"Se apoderaron de Jesús y lo llevaron a la casa de Caifás, el sumo sacerdote, donde los escribas y los ancianos judíos estaban esperando" (...) "El Sumo sacerdote le volvió a preguntar: — ¿Eres tú el Cristo, el Hijo del Bendito? Jesús le dijo:—Yo soy", (Mateo 26:57-68)
Yo anuncié sin darme cuenta que Jesús debía padecer por toda la nación. Me convertí en el profeta de su muerte. Me entusiasmaba tanto ese final para un Mesías fallido, que el Espíritu Santo no lo tuvo difícil. Yo lo atribuía a la inteligencia tan grande que siempre he creído tener. Con el tiempo, caí en la cuenta de que no era esa la razón. He usado mi talento para un interés personal. He robado algo sagrado, me he apropiado de un regalo que no era solo para mí. Cuando tuve a Jesús delante aquel jueves por la noche, la vanidad y el orgullo se hicieron con mi corazón. Perdí totalmente el timón de mi vida.
Jesús nos había dirigido las palabras más fuertes que pronunció. ¿Cómo se atrevía a hablar de amor a los demás quien acusaba a la legítima autoridad de corromper la ley y los profetas? Nunca nos habían llamado raza de víboras, ciegos que guían a otros ciegos o sepulcros blanqueados. Todavía me sobrecojo al pensarlo. ¿Por qué tanta dureza? ¿Por qué esas palabras tan hirientes? ¿Por qué nos desprestigiaba delante del pueblo ignorante? Sus palabras no eran fruto de la amargura o explosiones de ira descontrolada. Se veía que le costaba decirlas. Cada una salía con dificultad de su boca. Era justo todo lo contrario de las mías, cargadas de veneno, de envidia y de rencor: rápidas, irónicas y despiadadas.
Cuando oí su voz fue imposible no pensar que lo decía todo por mí. No recuerdo nada de lo que dijo. Aunque me cueste aceptarlo, me veía reflejado en sus ejemplos. Me conocía como nadie. Aquella noche nos bastó cruzarnos la mirada para que los dos lo supiéramos. Él no me lo reprochaba. Yo a Él sí. "¿Eres tú el Mesías? Dínoslo claramente". Él reconoció: "tú lo has dicho". Yo le había juzgado ya en mi interior, pero quería oírlo para condenarle. No quería creer nada diferente de lo que estaba en mi cabeza. Contemplé a Jesús con odio y desprecio, alegrándome de su desgracia. Jesús, en cambio, no me miraba así y eso me irritaba todavía más. Jesús no se enfadó, no se sorprendió. Aceptaba su condena, o incluso parecía que estaba de acuerdo con ella, y hasta le ilusionaba. Yo no entendía nada. No podía aguantar su mirada. Me sentía observado en lo más íntimo. Tuve la sensación de que Jesús entraba en mi corazón y trataba de soltar una cadena, de romper un miedo, de abrir una puerta pesadísima que me atrapaba.

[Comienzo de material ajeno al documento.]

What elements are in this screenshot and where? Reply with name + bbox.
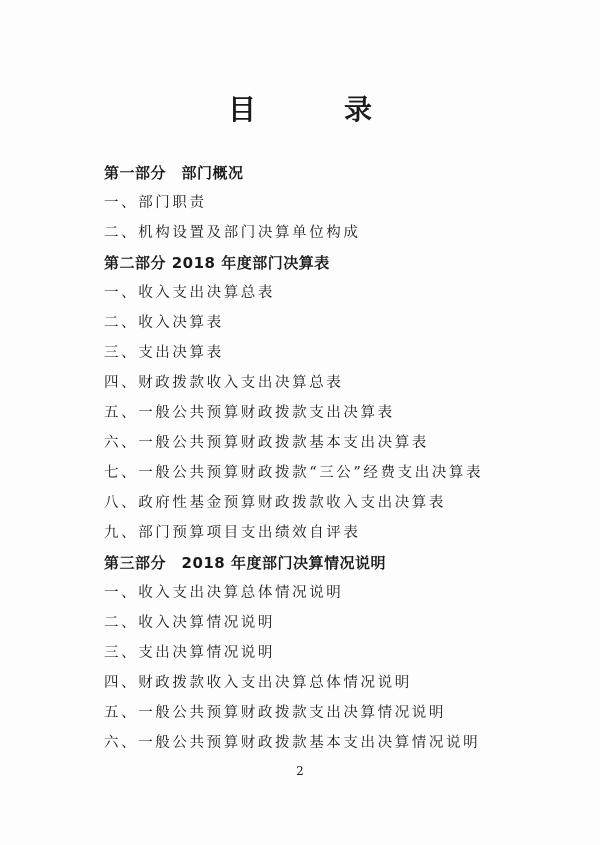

Me daba miedo no disfrutar de lo que me había costado toda una vida de sacrificio conseguir. No he llegado aquí por casualidad. He tenido que pelear mucho. Si Dios, como él dice, nos quiere porque le da la gana, si nuestras obras y nuestros sacrificios no son necesarios, he perdido el tiempo cansándome y privándome de mil cosas increíbles. Soy un náufrago. Dios me ha enviado su tabla salvadora, Jesús, y yo he preferido hundirme en un mar de dudas antes que deberle a Dios el mayor favor que puede recibir un hombre: ser amado libremente, sin mérito alguno.
El cumplía la voluntad de su Padre, yo me servía de ella. Solo buscaba tranquilidad y seguridad. La ley es mi única tabla de salvación. Con ella sé a qué atenerme. Es muy cómoda aunque sea exigente. No me llevaré ninguna sorpresa. Sin embargo, Jesús era una incógnita continua: nunca sabía cómo iba a reaccionar. A decir verdad, llegó un momento en que logré adivinar cómo pensaba y sentía: justo al revés que yo. No soy muy creativo y salirme del guión no es mi especialidad. Ya lo había predicho y no pude escaparme de mi profecía: era superior a mis fuerzas. Jesús moría para salvar a la nación. La cuestión era si yo me iba a dejar salvar por un Mesías tan sorprendente.